L’existence d’un intérêt public à la publication d’un article n’implique pas qu’il soit licite de révéler l’identité de la personne concernée.

Les actions en dommages-intérêts et en réparation du tort moral de l’art. 28a al. 3 CC sont indépendantes par rapport à l’action de l’art. 28a al. 1 CC. Dès lors, la réparation du préjudice fondée sur cette norme ne nécessite pas la formulation d’une conclusion en cessation ou en constatation de l’atteinte, même implicite.  

Faits

En décembre 2012, un journal tessinois fait paraître un article, ensuite repris par d’autres médias, selon lequel un avocat du canton se trouverait dans la tourmente après avoir été mêlé à la conclusion d’un « contrat suspect ». En février 2013, le même journal relaie un communiqué du ministère public selon lequel les soupçons visant l’avocat se sont en définitive révélés sans fondement.

L’avocat ouvre action contre diverses personnes physiques et morales impliquées dans la publication de décembre 2012 pour tenter d’obtenir une réparation de son préjudice.

Ses prétentions ayant été rejetées par les instances cantonales, l’avocat recourt devant le Tribunal fédéral, qui examine l’existence d’une atteinte illicite à la personnalité du recourant.

Droit

Aux termes de l’art. 28 al. 1 CC, celui qui subit une atteinte illicite à sa personnalité peut agir en justice pour sa protection contre toute personne qui y participe. Le juge peut interdire une atteinte, ordonner sa cessation ou en constater le caractère illicite (art. 28a al. 1 CC), les actions en dommages-intérêts et en réparation du tort moral étant réservées (art. 28a al. 3 CC).

Le Tribunal fédéral commence par examiner – ce que les instances cantonales se sont abstenues de faire – dans quelle mesure la personnalité du recourant a subi une atteinte illicite, condition préalable à la réparation de son préjudice éventuel.

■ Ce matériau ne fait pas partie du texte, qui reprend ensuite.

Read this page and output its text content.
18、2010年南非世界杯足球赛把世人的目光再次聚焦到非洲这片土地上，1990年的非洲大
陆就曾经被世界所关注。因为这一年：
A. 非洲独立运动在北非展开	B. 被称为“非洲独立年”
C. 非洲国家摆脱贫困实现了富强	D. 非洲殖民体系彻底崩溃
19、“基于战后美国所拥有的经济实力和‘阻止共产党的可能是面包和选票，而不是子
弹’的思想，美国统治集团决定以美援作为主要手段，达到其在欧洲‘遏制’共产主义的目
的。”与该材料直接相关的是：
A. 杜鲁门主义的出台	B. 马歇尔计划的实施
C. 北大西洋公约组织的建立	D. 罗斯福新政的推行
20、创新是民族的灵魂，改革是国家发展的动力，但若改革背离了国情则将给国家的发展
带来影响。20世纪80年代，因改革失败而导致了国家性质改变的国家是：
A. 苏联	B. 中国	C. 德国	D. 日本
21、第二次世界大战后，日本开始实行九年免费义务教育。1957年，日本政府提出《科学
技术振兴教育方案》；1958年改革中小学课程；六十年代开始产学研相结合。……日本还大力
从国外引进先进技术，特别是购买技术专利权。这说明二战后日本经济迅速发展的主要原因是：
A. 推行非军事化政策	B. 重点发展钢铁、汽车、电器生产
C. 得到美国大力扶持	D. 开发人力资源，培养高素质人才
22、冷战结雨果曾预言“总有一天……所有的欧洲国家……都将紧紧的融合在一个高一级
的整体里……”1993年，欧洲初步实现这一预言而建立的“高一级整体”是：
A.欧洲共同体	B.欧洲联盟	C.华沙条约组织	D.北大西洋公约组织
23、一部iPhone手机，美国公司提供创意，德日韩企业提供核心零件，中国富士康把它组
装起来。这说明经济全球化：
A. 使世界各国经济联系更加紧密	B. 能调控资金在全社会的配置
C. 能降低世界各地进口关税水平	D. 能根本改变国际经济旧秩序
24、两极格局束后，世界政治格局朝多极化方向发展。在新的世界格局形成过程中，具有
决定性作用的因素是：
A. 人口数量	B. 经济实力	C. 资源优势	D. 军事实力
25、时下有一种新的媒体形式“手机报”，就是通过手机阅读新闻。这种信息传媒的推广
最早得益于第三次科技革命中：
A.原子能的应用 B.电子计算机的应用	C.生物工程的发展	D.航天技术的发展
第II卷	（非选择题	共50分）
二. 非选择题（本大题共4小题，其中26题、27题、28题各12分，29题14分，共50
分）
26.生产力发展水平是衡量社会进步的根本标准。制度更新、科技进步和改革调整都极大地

Une atteinte à la personnalité est notamment licite lorsqu’elle est justifiée par un intérêt public prépondérant, c’est-à-dire lorsque le sacrifice imposé à la victime est moins significatif que l’avantage qu’en retire l’opinion publique (ATF 143 III 297, résumé in LawInside.ch/467). Le rôle informatif des médias ne représente donc pas un motif justificatif absolu.

Si la publication de faits faux est en soi illicite, des imprécisions ne rendent pas nécessairement l’information fausse dans son ensemble et ne constituent une atteinte potentielle que lorsqu’elles concernent des points essentiels susceptibles de notablement diminuer la considération de la victime aux yeux des tiers. À l’inverse, une atteinte à la personnalité n’est pas exclue lorsqu’un média rapporte des informations vraies ; en dernière analyse, le critère déterminant est l’existence d’une violation de la sphère privée de la victime ou d’une dépréciation inadmissible de son image.

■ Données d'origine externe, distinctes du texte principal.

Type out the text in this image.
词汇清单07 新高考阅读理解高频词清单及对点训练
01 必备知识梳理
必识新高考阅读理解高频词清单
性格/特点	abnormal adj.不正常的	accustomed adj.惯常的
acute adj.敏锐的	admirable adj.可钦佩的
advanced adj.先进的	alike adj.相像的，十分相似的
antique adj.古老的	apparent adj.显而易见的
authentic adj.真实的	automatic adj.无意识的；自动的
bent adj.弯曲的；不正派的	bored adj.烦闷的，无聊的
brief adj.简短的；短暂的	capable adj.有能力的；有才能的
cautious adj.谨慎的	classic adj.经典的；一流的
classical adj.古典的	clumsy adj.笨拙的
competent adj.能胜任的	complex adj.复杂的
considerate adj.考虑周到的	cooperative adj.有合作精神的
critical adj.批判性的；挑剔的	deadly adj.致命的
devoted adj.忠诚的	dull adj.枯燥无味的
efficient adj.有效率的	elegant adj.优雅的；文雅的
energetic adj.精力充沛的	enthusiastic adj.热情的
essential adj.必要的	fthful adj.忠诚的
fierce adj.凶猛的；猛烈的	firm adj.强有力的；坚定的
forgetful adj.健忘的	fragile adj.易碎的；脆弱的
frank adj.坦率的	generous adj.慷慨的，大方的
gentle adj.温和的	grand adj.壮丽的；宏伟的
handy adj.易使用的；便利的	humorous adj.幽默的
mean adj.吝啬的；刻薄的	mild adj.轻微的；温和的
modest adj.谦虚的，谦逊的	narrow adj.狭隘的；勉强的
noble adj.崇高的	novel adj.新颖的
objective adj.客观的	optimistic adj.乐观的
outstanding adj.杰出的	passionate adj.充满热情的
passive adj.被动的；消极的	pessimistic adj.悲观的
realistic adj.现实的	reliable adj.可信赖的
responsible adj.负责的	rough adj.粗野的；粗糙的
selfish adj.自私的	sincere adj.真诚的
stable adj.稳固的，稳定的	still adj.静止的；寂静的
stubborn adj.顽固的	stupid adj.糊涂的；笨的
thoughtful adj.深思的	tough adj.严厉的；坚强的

En l’espèce, c’est exclusivement la publication du nom complet de l’avocat qui conduit le Tribunal fédéral à retenir l’existence d’une atteinte illicite à sa personnalité.

Les chroniques judiciaires pénales sont en règle générale publiées sous une forme anonymisée compte tenu de leurs possibles conséquences. Des exceptions sont envisageables, essentiellement lorsque la personne concernée jouit d’une certaine notoriété. Par ailleurs, plus la probabilité que les reproches d’infraction pénale soient infondés est élevée, plus il apparaît opportun de renoncer à leur publication. Or, pour le Tribunal fédéral, la publication du nom complet de l’avocat ne répondait en l’occurrence à aucun intérêt public prépondérant, a fortiori compte tenu du risque de dégât d’image encouru par celui-ci. Il admet dès lors l’existence d’une atteinte illicite.

Autre est la question de savoir si cette atteinte doit être formellement constatée dans le dispositif de l’arrêt, qui dépend de la nature indépendante ou accessoire des actions en dommages-intérêts et en réparation du tort moral de l’art. 28a al. 3 CC par rapport à l’action de l’art. 28a al. 1 CC. Autrement dit, il faut se demander si, en formulant des conclusions en réparation de son préjudice, le recourant formule également, de manière implicite, une conclusion en constatation d’une atteinte.

Cette question est tranchée pour la première fois par le Tribunal fédéral.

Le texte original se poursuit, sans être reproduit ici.